We’ve all heard that one. For many, the GMAT is the reason why they delay business school. Who wants to study for 100 hours? Just look at the questions. Who cares about a total when a variable is added to a mean? I haven’t needed algebra since high school. And what difference does it make if a sentence is constructed perfectly? I understood what the writer meant.

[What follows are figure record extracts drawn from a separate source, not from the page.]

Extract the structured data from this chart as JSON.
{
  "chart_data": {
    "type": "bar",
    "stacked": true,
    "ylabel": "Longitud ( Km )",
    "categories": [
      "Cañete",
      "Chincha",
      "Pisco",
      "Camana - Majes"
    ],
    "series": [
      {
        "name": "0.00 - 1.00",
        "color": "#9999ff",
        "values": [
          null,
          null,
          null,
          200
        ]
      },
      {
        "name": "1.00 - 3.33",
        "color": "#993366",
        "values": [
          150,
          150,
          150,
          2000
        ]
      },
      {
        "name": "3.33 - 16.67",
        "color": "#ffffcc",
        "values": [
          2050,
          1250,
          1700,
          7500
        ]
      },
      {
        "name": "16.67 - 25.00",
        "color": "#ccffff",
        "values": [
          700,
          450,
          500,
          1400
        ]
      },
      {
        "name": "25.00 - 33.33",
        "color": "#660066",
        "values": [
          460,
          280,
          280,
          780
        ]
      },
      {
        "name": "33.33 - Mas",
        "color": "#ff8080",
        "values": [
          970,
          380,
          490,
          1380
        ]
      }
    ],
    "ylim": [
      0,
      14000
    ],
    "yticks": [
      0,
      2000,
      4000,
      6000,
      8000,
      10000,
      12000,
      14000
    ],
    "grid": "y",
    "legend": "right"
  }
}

Alas, the GMAT is great preparation for business school. It tests critical thinking, not IQ. And it trains test-takers to formulate a plan, be precise, and tackle issues strategically. Even more, it reminds prospective students that they don’t know everything. As humbling as the GMAT can be, it weeds out the doers from the dilettantes
But prepping for the GMAT can be a daunting proposition. That’s why test preparation is such a lucrative business. So much rides on the results. Score a 730 and programs will fight for you. Submit a 660 and you’ll wait-and-wonder. Bottom line: A high GMAT provides more options and greater security (along with drawing more scholarship dollars).
For many, a mystique surrounds the GMAT. If you can just crack the code, you’ll come away with an all-expense paid trip to Palo Alto. For Andrew Geller, who scored a 770 GMAT, there are shortcuts to reaching the top percentiles. While you can learn tricks here-and there to improve, the GMAT requires you to change how you think and practice every day (along with maintaining an upbeat attitude).
A tutor since 2002, Geller currently heads Atlantic GMAT, a leading private tutoring service that serves clients nationwide. Before that, he prepped GMAT test-takers McElroy Tutoring, where he held a 9.9 rating (i.e. “Exceptional”) from clients. A consummate teacher, Geller joined the Poets&Quants team in 2014, providing readers with expert advice on topics ranging from bumping up quant scores to setting priorities. For Geller, it all starts with creating a framework. “Approach your studying in an organized way,” he tells one reader. “Schedule your study sessions. Know what you will focus on each day. Keep track of and review mistakes… Put your study sessions in your calendar or make a GMAT study schedule.”
At the same time, he warns that there are no shortcuts. “Give yourself an appropriate amount of time to get to your goals,” he cautions another reader. “Rushing usually leads to disappointment. It is much better to have realistic expectations. You’re not a robot. You can’t expect to read about how to do something and then all of sudden know how to do that thing yourself. Learning takes time.”